Überhaupt: Volker Krebs bleibt seiner Linie treu. Das Pauliner
Jahreswechsel-Konzert behält seinen festlichen Charakter, und doch
verfällt es nicht in museale Feierlichkeit. Der Trierer Regionalkantor
sucht und findet Neues, wagt vorsichtige Experimente und gräbt
Vergessenes aus. Nicht immer erfüllt das Resultat dann hoch gesteckte
Erwartungen. Aber immer ist es Anlass zu Nachdenken und Gespräch.

So ist das Magnificat, das Mendelssohn 1822, als Dreizehnjähriger
schrieb, ganz gewiss Beleg einer außergewöhnlichen Begabung und einer
erstaunlichen Fähigkeit, künstlerische Impulse aufzunehmen und in eigene
Ideen umzusetzen. Der junge Mendelssohn hat all seine Energie an dieses
Werk gesetzt.

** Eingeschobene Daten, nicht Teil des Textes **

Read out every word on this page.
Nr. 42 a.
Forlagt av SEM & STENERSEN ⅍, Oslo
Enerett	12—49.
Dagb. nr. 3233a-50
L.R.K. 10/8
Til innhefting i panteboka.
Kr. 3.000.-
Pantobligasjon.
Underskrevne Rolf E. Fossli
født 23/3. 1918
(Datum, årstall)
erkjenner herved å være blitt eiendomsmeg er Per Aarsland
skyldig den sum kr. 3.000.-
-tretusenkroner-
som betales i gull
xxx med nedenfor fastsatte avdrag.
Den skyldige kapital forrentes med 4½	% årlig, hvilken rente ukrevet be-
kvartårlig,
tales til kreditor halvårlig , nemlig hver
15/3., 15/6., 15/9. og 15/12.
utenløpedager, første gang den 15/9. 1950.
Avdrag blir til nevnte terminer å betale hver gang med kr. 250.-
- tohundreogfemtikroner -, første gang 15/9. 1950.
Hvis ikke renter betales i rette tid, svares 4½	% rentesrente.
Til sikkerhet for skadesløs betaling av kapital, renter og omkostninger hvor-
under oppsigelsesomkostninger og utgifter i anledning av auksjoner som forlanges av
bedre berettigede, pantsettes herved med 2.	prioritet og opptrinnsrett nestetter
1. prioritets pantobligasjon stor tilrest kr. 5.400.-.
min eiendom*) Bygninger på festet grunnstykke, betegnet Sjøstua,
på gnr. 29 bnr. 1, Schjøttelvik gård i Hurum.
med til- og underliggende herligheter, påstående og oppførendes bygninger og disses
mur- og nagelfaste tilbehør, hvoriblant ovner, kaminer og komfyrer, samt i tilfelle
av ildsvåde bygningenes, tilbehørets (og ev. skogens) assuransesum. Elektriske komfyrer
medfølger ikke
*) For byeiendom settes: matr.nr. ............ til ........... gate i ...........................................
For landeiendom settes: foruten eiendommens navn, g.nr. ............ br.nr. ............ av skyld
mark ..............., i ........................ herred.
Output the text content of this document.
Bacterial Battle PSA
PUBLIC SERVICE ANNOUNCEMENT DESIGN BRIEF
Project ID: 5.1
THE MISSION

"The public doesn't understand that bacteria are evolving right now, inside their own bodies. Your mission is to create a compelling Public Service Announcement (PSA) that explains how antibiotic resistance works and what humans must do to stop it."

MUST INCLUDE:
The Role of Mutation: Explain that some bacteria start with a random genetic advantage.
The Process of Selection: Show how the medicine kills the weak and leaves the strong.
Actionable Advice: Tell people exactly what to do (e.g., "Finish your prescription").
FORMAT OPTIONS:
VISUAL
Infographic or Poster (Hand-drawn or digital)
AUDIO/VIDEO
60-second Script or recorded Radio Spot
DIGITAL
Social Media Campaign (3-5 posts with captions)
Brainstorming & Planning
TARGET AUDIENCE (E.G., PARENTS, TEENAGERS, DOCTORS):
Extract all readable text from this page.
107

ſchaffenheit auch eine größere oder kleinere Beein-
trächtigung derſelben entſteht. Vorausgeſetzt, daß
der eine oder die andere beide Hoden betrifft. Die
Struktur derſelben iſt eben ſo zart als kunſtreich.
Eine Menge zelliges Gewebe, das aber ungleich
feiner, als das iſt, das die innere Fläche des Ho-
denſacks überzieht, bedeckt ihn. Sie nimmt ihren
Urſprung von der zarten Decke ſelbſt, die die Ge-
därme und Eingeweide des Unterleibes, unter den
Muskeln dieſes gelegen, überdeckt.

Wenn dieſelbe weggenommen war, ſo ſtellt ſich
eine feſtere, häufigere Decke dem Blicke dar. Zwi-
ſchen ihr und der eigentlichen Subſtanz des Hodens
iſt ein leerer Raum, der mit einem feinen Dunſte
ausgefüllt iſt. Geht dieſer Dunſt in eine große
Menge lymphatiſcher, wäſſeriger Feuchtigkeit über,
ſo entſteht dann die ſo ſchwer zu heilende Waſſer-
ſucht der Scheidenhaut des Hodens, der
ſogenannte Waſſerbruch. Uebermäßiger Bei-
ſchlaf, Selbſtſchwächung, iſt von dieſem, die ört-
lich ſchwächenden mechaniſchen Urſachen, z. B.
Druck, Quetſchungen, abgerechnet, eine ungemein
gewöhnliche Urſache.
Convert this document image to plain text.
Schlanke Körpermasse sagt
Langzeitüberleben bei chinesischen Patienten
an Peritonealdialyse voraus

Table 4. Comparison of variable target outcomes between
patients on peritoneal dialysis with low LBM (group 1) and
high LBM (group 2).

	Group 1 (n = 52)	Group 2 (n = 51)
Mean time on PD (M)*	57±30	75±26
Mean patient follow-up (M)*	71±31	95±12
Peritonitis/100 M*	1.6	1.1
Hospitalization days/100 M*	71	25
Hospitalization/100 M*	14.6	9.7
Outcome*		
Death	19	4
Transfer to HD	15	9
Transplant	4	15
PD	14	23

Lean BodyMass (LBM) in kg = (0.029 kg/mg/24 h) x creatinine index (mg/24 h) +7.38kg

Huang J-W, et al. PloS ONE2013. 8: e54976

Immer wieder klingt Bachs Magnificat an. Dieses Werk
erschien 1811 im Druck, Mendelssohn muss es gekannt haben. Wie er bei
Bach gelernt hat, sucht er Chor, Solisten und Orchester gleichwertig und
eigenständig zu behandeln und verlässt sich nicht auf Chor- und
Solistenpartien mit begleitenden Instrumenten. Immer wieder lösen sich
die Vokalgruppen vom Instrumentalsatz, werden gelegentlich sogar
cappella eingesetzt. Zudem gelingen dem Dreizehnjährigen anschauliche
Wort-Ton-Bezüge. Und doch bleiben Defizite. Vor allem: die
koloraturenreichen Vokalpartien sind nicht gesangsgerecht geschrieben
und überfordern Chor wie Solisten deutlich. Der Basilikachor, der sich
in a-cappella-Partien bewährt, muss sich in den Koloraturen mit
Andeutungen begnügen und bleibt in der Intonation oft ungenau. Und die
an sich präsente und homogene Solistengruppe (Ursula Thies , Ellen Wils,
Zsolt Gabor und David John Pike) führt mit dem starken Bläsersatz im
Orchester einen ziemlich aussichtslosen Kampf.

Wie unbefragt schön, wie innig und bewegend geraten da die Herzstücke in
diesem Konzert! Volker Krebs gibt Mendelssohns herrlicher Vertonung von
Psalm 42 (''Wie der Hirsch schreit``) alle Schönheiten mit, an denen
dieses Werk so reich ist. Der Trierer Regionalkantor meidet akustische
Härten. Aber er verlässt sich nicht auf neutralen Schönklang, sondern
lässt die Partitur sprechen - mit allen ihren Schönheiten und
Feinheiten. Dem starken und präsenten Chor unterlaufen nur wenige
Homogenitätsprobleme und Intonationstrübungen. Und Ursula Thies
verbreitet in ihren ausgedehnten Sopran-Soli nach leicht unruhigem
Einstieg einen sängerischen Enthusiasmus, der rundweg begeistert.

Und dann, ganz im Mittelpunkt, Mendelssohns Neufassung des Luther-Lieds
''Verleih uns Frieden gnädiglich``. Ein ''Gebet`` hat Mendelssohn diese
Musik genannt. Volker Krebs und sein Ensemble nehmen all ihre
Frömmigkeit und Innigkeit auf. Zuweilen war es sogar, als stünde die
Zeit still und es öffne sich ein Raum für Innehalten und Besinnen.
Beides ist heute so aktuell ist wie zu Luthers oder Mendelssohns Zeiten.

Mendelssohn muss dieses Werk sehr geliebt haben. Über Jahre hinweg
erwähnt er es immer wieder in seinen Briefen. Mit dem Magnificat indes
verfuhr er anders. Die Komposition war ihm nur im Entstehungsjahr 1822
eine kleine, neutrale Anmerkung wert.